By the time the end of the season rolled around, Jackson was healthy but firmly planted as a reserve, competing for playing time with Vernand Morency as a third-down back. As the Packers rested a number of starters, including Grant, in the regular season finale against Detroit, Jackson got a chance to start. He made the most of it by rushing for 113 yards on 20 carries, including a 46-yard burst. It certainly appeared that he had a much better grip on the offense and the team's zone-blocking scheme than he did in August and September.

The game appeared to have slowed down a little for the soft-spoken former University of Nebraska standout. This offseason the game has slowed that much more with his participation in the team's workout program.

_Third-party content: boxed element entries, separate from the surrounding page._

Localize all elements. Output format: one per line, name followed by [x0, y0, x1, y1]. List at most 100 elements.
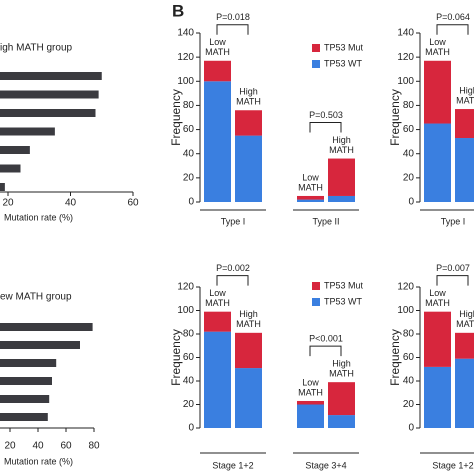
- bar: [0, 395, 50, 403]
- y-tick-label: 80: [183, 329, 195, 340]
- y-tick-label: 120: [397, 282, 414, 293]
- x-tick-label: 40: [32, 441, 44, 452]
- bar-label: Low: [429, 288, 446, 298]
- y-tick-label: 120: [177, 52, 194, 63]
- p-value: P<0.001: [309, 334, 343, 344]
- bar-segment: [297, 400, 324, 405]
- p-bracket: [216, 24, 249, 35]
- legend-swatch: [312, 282, 320, 290]
- bar-label: High: [332, 359, 351, 369]
- bar-label: Low: [429, 37, 446, 47]
- bar-label: MATH: [205, 298, 230, 308]
- bar-label: MATH: [329, 145, 354, 155]
- y-tick-label: 20: [403, 399, 415, 410]
- bar-segment: [455, 358, 474, 428]
- y-tick-label: 140: [397, 28, 414, 39]
- y-tick-label: 120: [177, 282, 194, 293]
- x-tick-label: 80: [88, 441, 100, 452]
- chart-title: ew MATH group: [0, 292, 72, 303]
- bar-label: MATH: [298, 182, 323, 192]
- y-axis-label: Frequency: [388, 329, 402, 386]
- bar-segment: [204, 311, 231, 332]
- bar-label: High: [239, 87, 258, 97]
- y-tick-label: 40: [403, 148, 415, 159]
- bar-segment: [235, 135, 262, 202]
- y-tick-label: 140: [177, 28, 194, 39]
- bar-segment: [328, 158, 355, 196]
- y-tick-label: 20: [183, 399, 195, 410]
- bar-segment: [204, 81, 231, 202]
- x-axis-label: Mutation rate (%): [4, 456, 73, 466]
- bar-segment: [328, 382, 355, 416]
- bar-label: High: [239, 309, 258, 319]
- bar-label: MATH: [236, 97, 261, 107]
- y-tick-label: 60: [403, 124, 415, 135]
- bar-segment: [424, 311, 451, 367]
- bar-label: MATH: [425, 47, 450, 57]
- y-tick-label: 80: [183, 100, 195, 111]
- y-axis-label: Frequency: [388, 89, 402, 146]
- bar-segment: [235, 368, 262, 428]
- x-tick-label: 40: [65, 198, 77, 209]
- p-bracket: [436, 275, 469, 286]
- bar: [0, 341, 80, 349]
- bar: [0, 323, 93, 331]
- y-tick-label: 20: [183, 172, 195, 183]
- bar-label: MATH: [425, 298, 450, 308]
- bar: [0, 146, 30, 154]
- bar-segment: [235, 110, 262, 136]
- group-label: Stage 1+2: [432, 460, 473, 470]
- y-tick-label: 120: [397, 52, 414, 63]
- y-tick-label: 100: [177, 76, 194, 87]
- legend-swatch: [312, 298, 320, 306]
- p-value: P=0.007: [436, 263, 470, 273]
- p-value: P=0.018: [216, 12, 250, 22]
- bar: [0, 359, 57, 367]
- bar-label: Low: [209, 37, 226, 47]
- y-axis-label: Frequency: [169, 89, 183, 146]
- legend-label: TP53 Mut: [324, 42, 364, 52]
- y-tick-label: 80: [403, 100, 415, 111]
- group-label: Stage 1+2: [212, 460, 253, 470]
- y-tick-label: 100: [177, 305, 194, 316]
- y-tick-label: 0: [188, 197, 194, 208]
- bar-label: High: [332, 135, 351, 145]
- bar-segment: [455, 109, 474, 139]
- bar: [0, 164, 21, 173]
- bar-label: Low: [209, 288, 226, 298]
- group-label: Type I: [221, 216, 246, 226]
- p-value: P=0.503: [309, 110, 343, 120]
- bar-label: MATH: [205, 47, 230, 57]
- legend-label: TP53 Mut: [324, 280, 364, 290]
- y-tick-label: 0: [408, 423, 414, 434]
- bar-label: High: [459, 309, 474, 319]
- p-bracket: [436, 24, 469, 35]
- p-bracket: [309, 122, 342, 133]
- group-label: Type II: [312, 216, 339, 226]
- x-tick-label: 20: [4, 441, 16, 452]
- bar-segment: [204, 331, 231, 428]
- bar-segment: [455, 332, 474, 359]
- x-tick-label: 60: [127, 198, 139, 209]
- p-value: P=0.064: [436, 12, 470, 22]
- p-value: P=0.002: [216, 263, 250, 273]
- y-tick-label: 40: [403, 376, 415, 387]
- bar: [0, 127, 55, 136]
- x-tick-label: 60: [60, 441, 72, 452]
- bar-segment: [328, 415, 355, 428]
- bar-segment: [204, 60, 231, 82]
- bar-segment: [424, 123, 451, 202]
- y-tick-label: 60: [403, 352, 415, 363]
- legend-label: TP53 WT: [324, 58, 363, 68]
- bar-segment: [424, 366, 451, 428]
- bar-segment: [424, 60, 451, 124]
- legend-swatch: [312, 44, 320, 52]
- y-tick-label: 40: [183, 376, 195, 387]
- bar-label: High: [459, 85, 474, 95]
- bar-segment: [235, 332, 262, 369]
- y-tick-label: 40: [183, 148, 195, 159]
- panel-label: B: [172, 1, 184, 20]
- bar-label: MATH: [456, 319, 474, 329]
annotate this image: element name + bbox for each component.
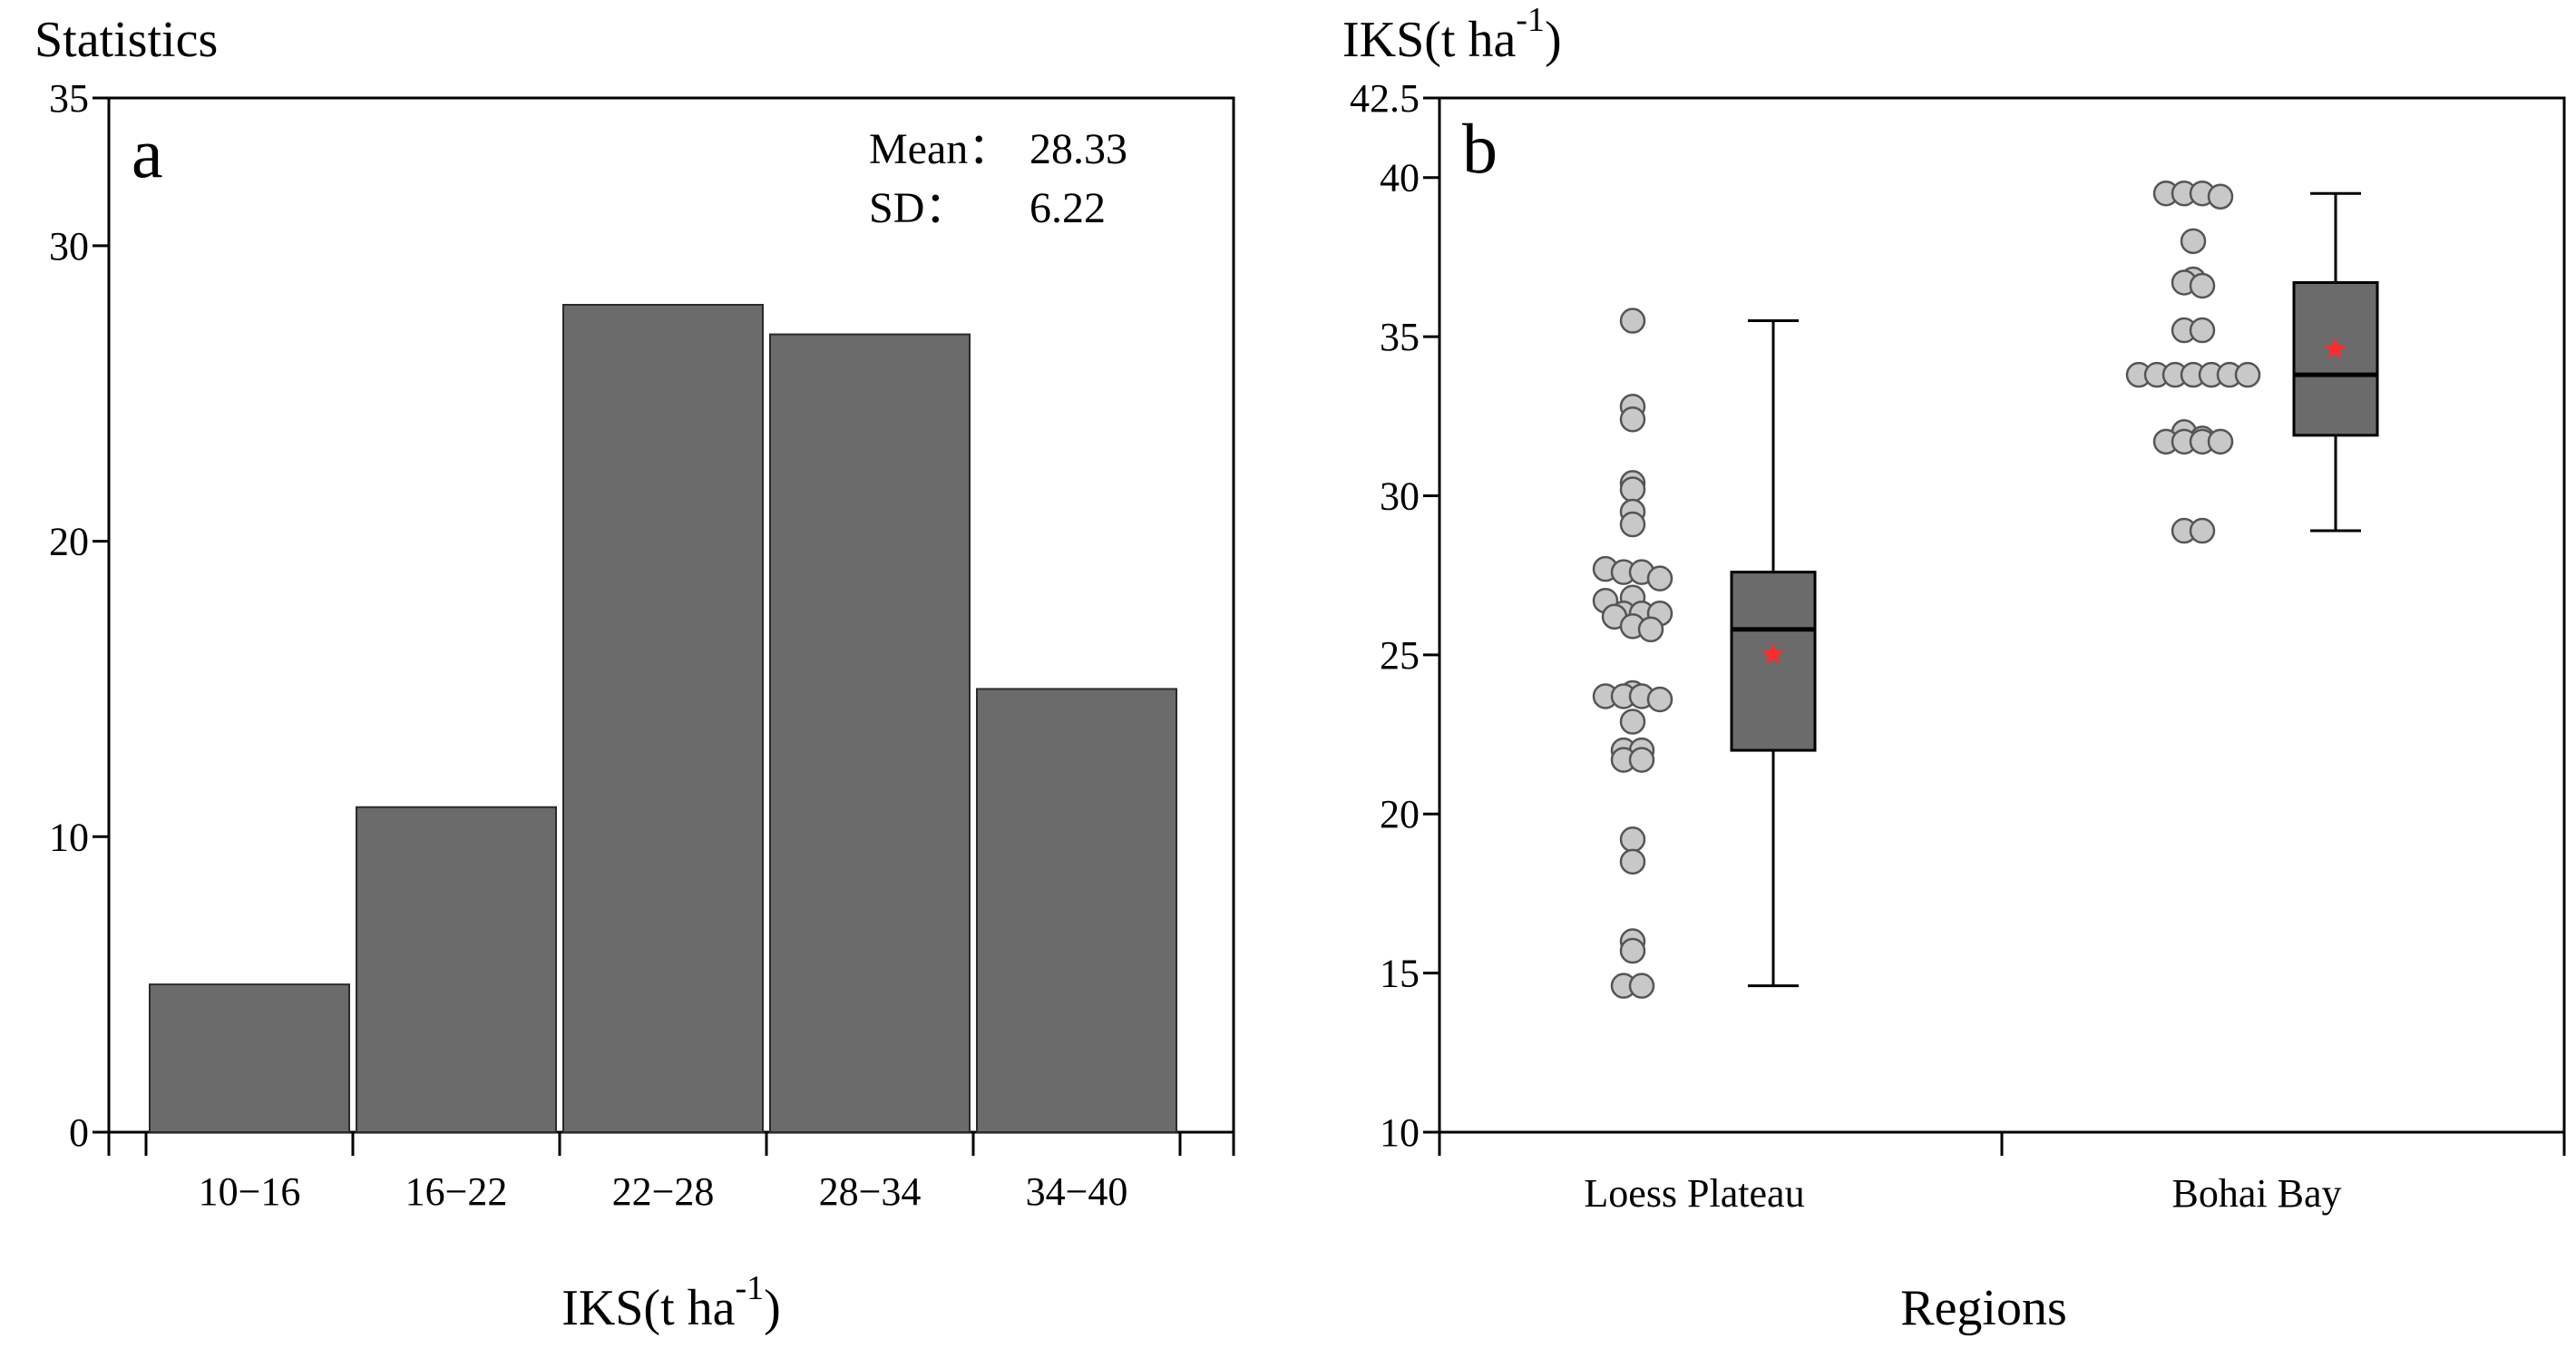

"Brandon has really benefited, going all the way back to training camp, from all of the reps he was able to get at a young age," Packers coach Mike McCarthy said. "I think now he probably chuckles at that experience because everything came so fast for him and he was thrown into a situation where he was not able to probably learn our offense in a progression like most young guys. I think we are now seeing the benefits of it. He is one of those rare players that has so much natural ability, both in the weight room and on the playing field and he is taking full advantage of it. I think he'll be an impact player for us on special teams, and he looks very comfortable in all aspects of our offense. Very pleased with the progress that Brandon has made, and he really looks comfortable out there."

Jackson feels the same. He remained in Green Bay this off-season, like last year, but was able to take his experience from last year and use it in his preparations for the team's upcoming training camp. The 22-year-old is visibly stronger. Mentally tougher, too, he says.

With Grant sitting out of the team's recent Organized Team Activities practices and likely the upcoming minicamp, Jackson again has been working with the first-team offense.

Inbetween workouts and practices this offseason, Jackson says he has been studying plays more and working out a little, even when the rest of his teammates are off and away from the facilities at Lambeau Field.

"I've had a year under my belt and I'm ready," Jackson said last week. "It was tough last year missing out on all the fun, the coaching."

Jackson may have missed out on playing time, but give him the edge on other backs this season as Grant's top backup. The longer Grant is unable to come to terms of a deal with the Packers, the more Jackson will learn and benefit.

Jackson will be pushed for a roster spot by Morency, Noah Herron and DeShawn Wynn, but he has the edge over all three at this point. And his work this offseason may have helped him most.